Die beiden gaben im Anschluss ihre Deutschkenntnisse zum Besten: “Kyle, zwanzig Euro bitte!” “Ich habe keine zwanzig Euro.” “Scheisse! Scheisse! Scheisse!” und verliessen wütend die Bühne. Es folgte ein Video namens “Blowjob”, welches auf der Leinwand abgespielt wurde. Jack Black versucht darin erfolglos Geld mit Blasen zu verdienen, bis er auf den verkleideten Kyle Gass trifft, der seinen finanziellen Notstand beendet. Untermalt wurde das Video mit französischer Musik und den Deutschfähigkeiten der beiden.

Nach diesem Videoclip läutete der Song “Kickapoo” die Phase der älteren und bekannteren Lieder ein. Das Publikum sang auch hier textsicher mit. Bei “Deth Starr” (der Todesstern aus Star Wars lässt grüssen) kam ein grünes Tentakelmonster auf die Bühne und wurde von Jack Black mit einer grossen Wasserpistole vertrieben.

 

Grünes Tentakelmonster gegen Metalroboter

 

Plötzlich ertönten metallische Schritte. Ein Roboter stampfte auf die Bühne. Zeit für “The Metal”. Der Song handelt davon, dass sich die Metalmusik im Laufe der Zeit gegen jedes musikalische Genre durchsetzt und nie aussterben wird. Passend dazu lieferte sich der Roboter einen kurzen Kampf mit dem Tentakelmonster und bezwang dieses.

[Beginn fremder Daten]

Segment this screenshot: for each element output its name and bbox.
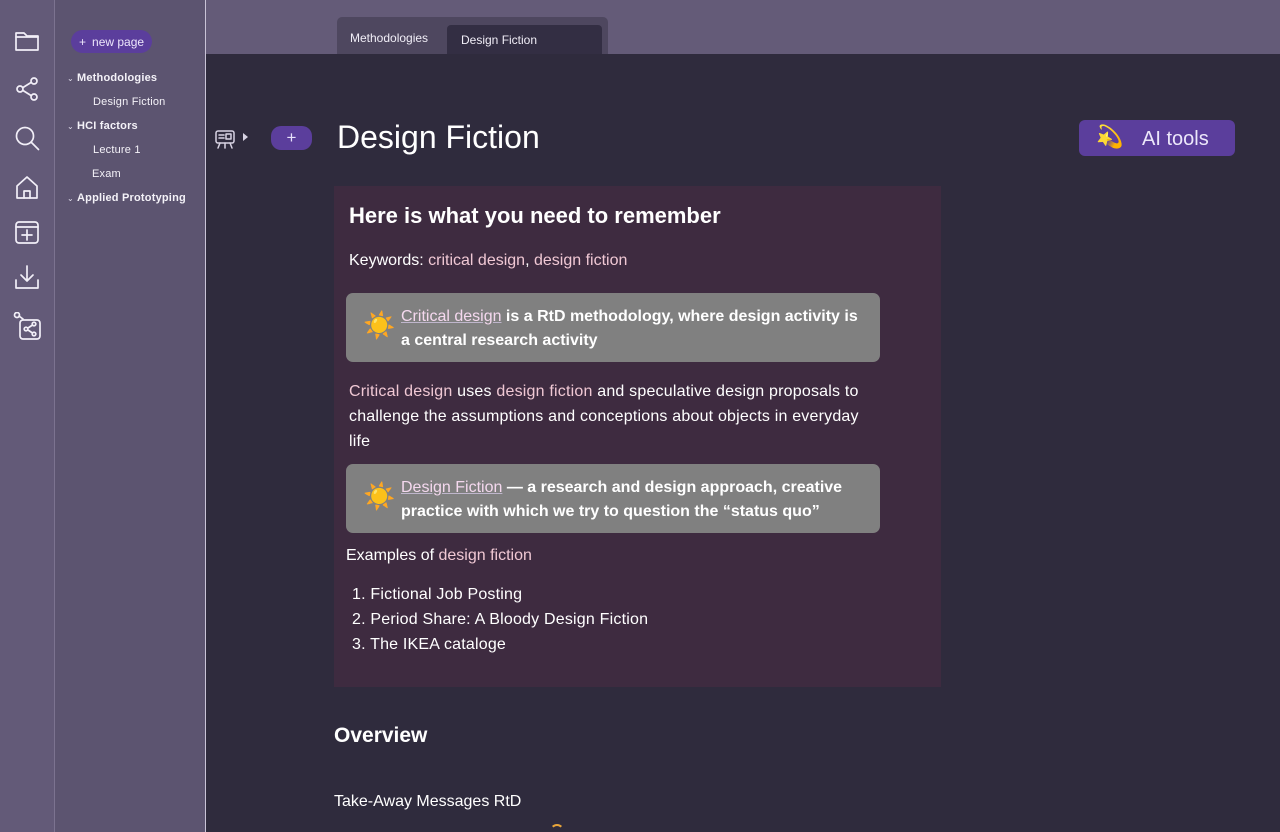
overview-heading: Overview — [334, 724, 428, 747]
callout-critical-design: ☀️ Critical design is a RtD methodology,… — [346, 293, 880, 362]
page-tree-sidebar: + new page ⌄ Methodologies Design Fictio… — [55, 0, 206, 832]
page-title: Design Fiction — [337, 119, 540, 155]
sun-icon: ☀️ — [363, 310, 396, 340]
tree-item-applied-prototyping[interactable]: ⌄ Applied Prototyping — [67, 192, 186, 204]
description-paragraph: Critical design uses design fiction and … — [349, 379, 874, 454]
plus-icon: + — [79, 34, 87, 49]
summary-title: Here is what you need to remember — [349, 203, 721, 228]
plus-icon: + — [286, 128, 297, 147]
link-critical-design[interactable]: Critical design — [401, 308, 501, 325]
link-design-fiction[interactable]: Design Fiction — [401, 479, 502, 496]
search-icon[interactable] — [12, 123, 42, 153]
tab-label: Design Fiction — [461, 32, 538, 47]
examples-prefix: Examples of — [346, 547, 439, 564]
tree-item-design-fiction[interactable]: Design Fiction — [93, 96, 166, 108]
presentation-icon[interactable] — [214, 128, 236, 150]
keyword-link-critical-design[interactable]: critical design — [428, 252, 525, 269]
new-page-label: new page — [92, 34, 145, 49]
partial-icon — [550, 824, 564, 832]
chevron-down-icon[interactable]: ⌄ — [67, 194, 77, 203]
examples-heading: Examples of design fiction — [346, 547, 532, 565]
link-critical-design[interactable]: Critical design — [349, 383, 452, 400]
tree-item-label: Applied Prototyping — [77, 192, 186, 204]
share-graph-icon[interactable] — [12, 74, 42, 104]
folder-icon[interactable] — [12, 25, 42, 55]
paragraph-text: uses — [452, 383, 497, 400]
tree-item-lecture-1[interactable]: Lecture 1 — [93, 144, 141, 156]
add-block-button[interactable]: + — [271, 126, 312, 150]
icon-rail — [0, 0, 55, 832]
shared-folder-icon[interactable] — [12, 311, 42, 341]
takeaway-heading: Take-Away Messages RtD — [334, 793, 522, 810]
summary-panel: Here is what you need to remember Keywor… — [334, 186, 941, 687]
home-icon[interactable] — [12, 172, 42, 202]
examples-list: 1. Fictional Job Posting 2. Period Share… — [352, 582, 648, 657]
keywords-line: Keywords: critical design, design fictio… — [349, 252, 627, 270]
list-item: 1. Fictional Job Posting — [352, 586, 523, 603]
expand-caret-icon[interactable] — [243, 133, 248, 141]
chevron-down-icon[interactable]: ⌄ — [67, 122, 77, 131]
ai-tools-button[interactable]: 💫 AI tools — [1079, 120, 1235, 156]
callout-text: Critical design is a RtD methodology, wh… — [401, 305, 866, 353]
add-page-icon[interactable] — [12, 217, 42, 247]
dizzy-sparkle-icon: 💫 — [1096, 124, 1124, 149]
keyword-separator: , — [525, 252, 534, 269]
keyword-link-design-fiction[interactable]: design fiction — [534, 252, 627, 269]
callout-design-fiction: ☀️ Design Fiction — a research and desig… — [346, 464, 880, 533]
ai-tools-label: AI tools — [1142, 128, 1209, 150]
tab-label: Methodologies — [350, 31, 429, 45]
list-item: 3. The IKEA cataloge — [352, 636, 507, 653]
tree-item-label: Design Fiction — [93, 96, 166, 108]
tab-methodologies[interactable]: Methodologies — [350, 31, 428, 45]
tab-design-fiction[interactable]: Design Fiction — [447, 25, 602, 54]
new-page-button[interactable]: + new page — [71, 30, 153, 53]
tree-item-methodologies[interactable]: ⌄ Methodologies — [67, 72, 157, 84]
tree-item-label: Exam — [92, 168, 121, 180]
tab-bar: Methodologies Design Fiction — [206, 0, 1280, 54]
link-design-fiction[interactable]: design fiction — [496, 383, 592, 400]
callout-text: Design Fiction — a research and design a… — [401, 476, 866, 524]
tab-group: Methodologies Design Fiction — [337, 17, 608, 54]
tree-item-exam[interactable]: Exam — [92, 168, 121, 180]
keywords-prefix: Keywords: — [349, 252, 429, 269]
tree-item-label: Lecture 1 — [93, 144, 141, 156]
tree-item-hci-factors[interactable]: ⌄ HCI factors — [67, 120, 138, 132]
chevron-down-icon[interactable]: ⌄ — [67, 74, 77, 83]
link-design-fiction[interactable]: design fiction — [438, 547, 531, 564]
list-item: 2. Period Share: A Bloody Design Fiction — [352, 611, 649, 628]
sun-icon: ☀️ — [363, 481, 396, 511]
tree-item-label: HCI factors — [77, 120, 138, 132]
tree-item-label: Methodologies — [77, 72, 158, 84]
download-icon[interactable] — [12, 262, 42, 292]
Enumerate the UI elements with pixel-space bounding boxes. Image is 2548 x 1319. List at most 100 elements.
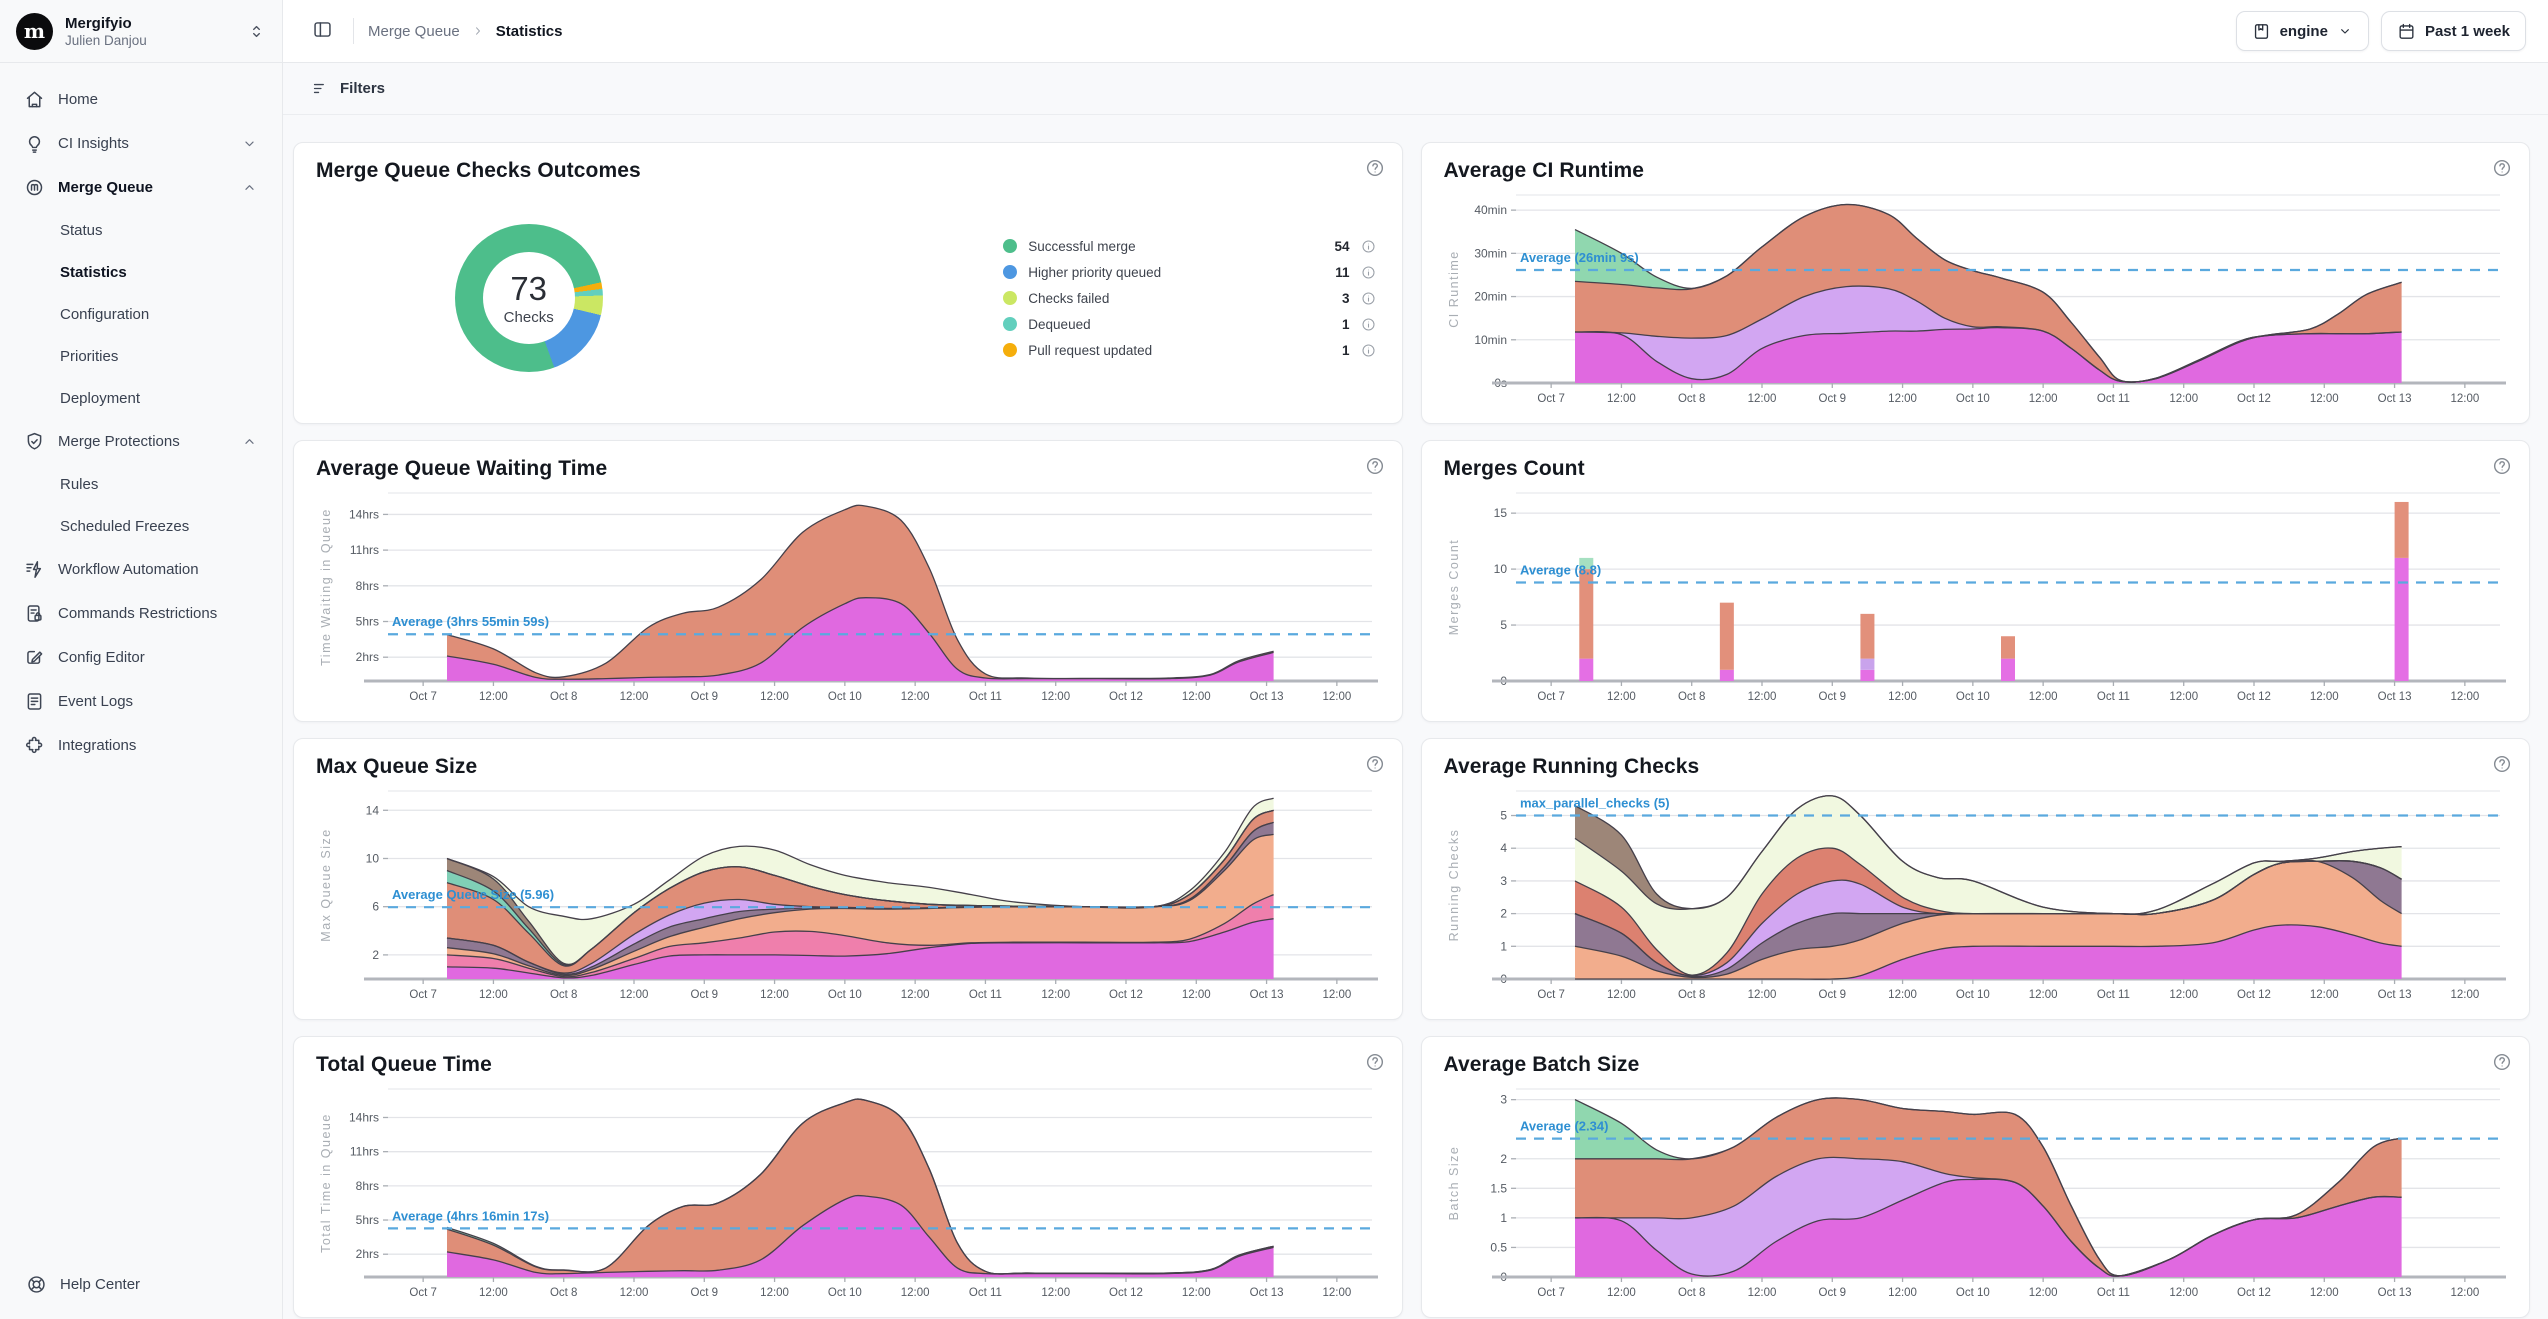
sidebar-item-event-logs[interactable]: Event Logs xyxy=(14,679,268,723)
legend-item-pull-request-updated[interactable]: Pull request updated1 xyxy=(1003,343,1375,358)
info-icon[interactable] xyxy=(1361,343,1376,358)
info-icon[interactable] xyxy=(1361,239,1376,254)
svg-text:5: 5 xyxy=(1500,809,1507,823)
sidebar-item-config-editor[interactable]: Config Editor xyxy=(14,635,268,679)
sidebar-item-status[interactable]: Status xyxy=(14,209,268,251)
svg-text:Oct 9: Oct 9 xyxy=(1818,691,1845,703)
date-range-button[interactable]: Past 1 week xyxy=(2381,11,2526,51)
info-icon[interactable] xyxy=(1361,291,1376,306)
svg-text:Average (8.8): Average (8.8) xyxy=(1520,563,1601,578)
chart-total-queue-time[interactable]: 2hrs5hrs8hrs11hrs14hrsOct 712:00Oct 812:… xyxy=(316,1079,1380,1307)
sidebar-item-priorities[interactable]: Priorities xyxy=(14,335,268,377)
sidebar-item-configuration[interactable]: Configuration xyxy=(14,293,268,335)
svg-text:Oct 9: Oct 9 xyxy=(1818,393,1845,405)
help-icon[interactable] xyxy=(2490,1050,2514,1074)
svg-text:12:00: 12:00 xyxy=(2450,691,2479,703)
checks-outcomes-donut-chart[interactable]: 73 Checks xyxy=(455,224,603,372)
svg-text:12:00: 12:00 xyxy=(1182,691,1211,703)
card-total-queue-time: Total Queue Time 2hrs5hrs8hrs11hrs14hrsO… xyxy=(293,1036,1403,1318)
sidebar: m Mergifyio Julien Danjou HomeCI Insight… xyxy=(0,0,283,1319)
help-icon[interactable] xyxy=(2490,156,2514,180)
help-icon[interactable] xyxy=(1363,752,1387,776)
svg-text:12:00: 12:00 xyxy=(1607,691,1636,703)
legend-item-dequeued[interactable]: Dequeued1 xyxy=(1003,317,1375,332)
svg-text:Oct 12: Oct 12 xyxy=(2237,393,2271,405)
help-icon[interactable] xyxy=(1363,1050,1387,1074)
org-switcher[interactable]: m Mergifyio Julien Danjou xyxy=(0,0,282,63)
org-name: Mergifyio xyxy=(65,15,147,32)
svg-text:Oct 7: Oct 7 xyxy=(409,1287,436,1299)
svg-text:Oct 9: Oct 9 xyxy=(1818,989,1845,1001)
svg-text:Oct 8: Oct 8 xyxy=(1677,691,1704,703)
svg-text:max_parallel_checks (5): max_parallel_checks (5) xyxy=(1520,796,1670,811)
chart-average-batch-size[interactable]: 00.511.523Oct 712:00Oct 812:00Oct 912:00… xyxy=(1444,1079,2508,1307)
help-icon[interactable] xyxy=(2490,454,2514,478)
help-icon[interactable] xyxy=(1363,454,1387,478)
sidebar-item-workflow-automation[interactable]: Workflow Automation xyxy=(14,547,268,591)
svg-text:Oct 8: Oct 8 xyxy=(550,989,577,1001)
bulb-icon xyxy=(24,133,45,154)
breadcrumb-merge-queue[interactable]: Merge Queue xyxy=(368,23,460,40)
svg-text:12:00: 12:00 xyxy=(1182,989,1211,1001)
svg-text:Oct 13: Oct 13 xyxy=(2377,691,2411,703)
chevron-up-icon xyxy=(241,179,258,196)
sidebar-item-merge-queue[interactable]: Merge Queue xyxy=(14,165,268,209)
svg-text:Oct 11: Oct 11 xyxy=(2096,1287,2129,1299)
info-icon[interactable] xyxy=(1361,265,1376,280)
legend-label: Successful merge xyxy=(1028,239,1135,254)
svg-text:Merges Count: Merges Count xyxy=(1447,539,1461,636)
filters-bar: Filters xyxy=(283,63,2548,115)
repository-select[interactable]: engine xyxy=(2236,11,2369,51)
donut-total-value: 73 xyxy=(510,270,547,308)
sidebar-item-help-center[interactable]: Help Center xyxy=(16,1274,266,1295)
sidebar-item-label: Event Logs xyxy=(58,693,133,710)
svg-text:Oct 12: Oct 12 xyxy=(2237,989,2271,1001)
svg-text:12:00: 12:00 xyxy=(1607,989,1636,1001)
chart-average-ci-runtime[interactable]: 0s10min20min30min40minOct 712:00Oct 812:… xyxy=(1444,185,2508,413)
svg-text:12:00: 12:00 xyxy=(479,1287,508,1299)
svg-text:5hrs: 5hrs xyxy=(356,1213,379,1227)
svg-text:Oct 9: Oct 9 xyxy=(1818,1287,1845,1299)
chart-average-running-checks[interactable]: 012345Oct 712:00Oct 812:00Oct 912:00Oct … xyxy=(1444,781,2508,1009)
svg-text:12:00: 12:00 xyxy=(1322,691,1351,703)
chart-merges-count[interactable]: 051015Oct 712:00Oct 812:00Oct 912:00Oct … xyxy=(1444,483,2508,711)
svg-text:Oct 10: Oct 10 xyxy=(828,1287,862,1299)
sidebar-item-ci-insights[interactable]: CI Insights xyxy=(14,121,268,165)
sidebar-item-home[interactable]: Home xyxy=(14,77,268,121)
svg-text:Oct 12: Oct 12 xyxy=(2237,1287,2271,1299)
svg-text:10min: 10min xyxy=(1474,333,1507,347)
sidebar-item-merge-protections[interactable]: Merge Protections xyxy=(14,419,268,463)
sidebar-item-statistics[interactable]: Statistics xyxy=(14,251,268,293)
legend-item-successful-merge[interactable]: Successful merge54 xyxy=(1003,239,1375,254)
svg-text:Oct 13: Oct 13 xyxy=(2377,989,2411,1001)
svg-text:12:00: 12:00 xyxy=(2169,1287,2198,1299)
svg-text:14hrs: 14hrs xyxy=(349,1110,379,1124)
svg-text:Oct 11: Oct 11 xyxy=(969,691,1002,703)
svg-text:6: 6 xyxy=(372,900,379,914)
svg-text:2: 2 xyxy=(1500,1152,1507,1166)
workflow-icon xyxy=(24,559,45,580)
sidebar-item-scheduled-freezes[interactable]: Scheduled Freezes xyxy=(14,505,268,547)
info-icon[interactable] xyxy=(1361,317,1376,332)
filters-button[interactable]: Filters xyxy=(305,78,391,99)
sidebar-item-commands-restrictions[interactable]: Commands Restrictions xyxy=(14,591,268,635)
svg-text:20min: 20min xyxy=(1474,290,1507,304)
card-average-queue-waiting-time: Average Queue Waiting Time 2hrs5hrs8hrs1… xyxy=(293,440,1403,722)
sidebar-toggle-button[interactable] xyxy=(305,14,339,48)
svg-text:12:00: 12:00 xyxy=(2450,393,2479,405)
sidebar-item-integrations[interactable]: Integrations xyxy=(14,723,268,767)
breadcrumb-statistics: Statistics xyxy=(496,23,563,40)
help-icon[interactable] xyxy=(2490,752,2514,776)
help-icon[interactable] xyxy=(1363,156,1387,180)
commands-icon xyxy=(24,603,45,624)
sidebar-item-rules[interactable]: Rules xyxy=(14,463,268,505)
sidebar-item-deployment[interactable]: Deployment xyxy=(14,377,268,419)
legend-item-checks-failed[interactable]: Checks failed3 xyxy=(1003,291,1375,306)
svg-text:2: 2 xyxy=(372,948,379,962)
chart-max-queue-size[interactable]: 261014Oct 712:00Oct 812:00Oct 912:00Oct … xyxy=(316,781,1380,1009)
svg-text:12:00: 12:00 xyxy=(2028,393,2057,405)
svg-text:Oct 7: Oct 7 xyxy=(1537,691,1564,703)
chart-average-queue-waiting-time[interactable]: 2hrs5hrs8hrs11hrs14hrsOct 712:00Oct 812:… xyxy=(316,483,1380,711)
svg-text:1: 1 xyxy=(1500,1211,1507,1225)
legend-item-higher-priority-queued[interactable]: Higher priority queued11 xyxy=(1003,265,1375,280)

Einen Kampf gegen den Teufel mimten danach Black und Gass bei “Beelzeboss”. Die beiden versuchten mit ihren akustischen Gitarren im Duell gegen die satanischen Klänge des Teufels (gespielt vom E-Gitarristen) anzukämpfen. Mit der Ballade “Tribute” wurde eine Hommage an das beste Lied der Welt, an das sich die Band leider nie erinnern kann,gespielt. Das langsame “Fuck Her Gently” markierte den Abschluss des Konzerts. Unter lautem Jubel wurde die Band verabschiedet. Die Phönixstatue wurde auf die Menge gerichtet und feuerte einen Papierregen ab.

 

Bemerkenswert war, dass das Publikum bei den meisten Songs mitsang und in den Songpausen Fangesänge zum Besten gab. Jack Black war auf jeden Fall von den euphorischen Publikumsreaktionen angetan und meinte, dass die Band bald wieder in die Schweiz kommen sollte. Hoffentlich warten sie damit nicht wieder 19 Jahre.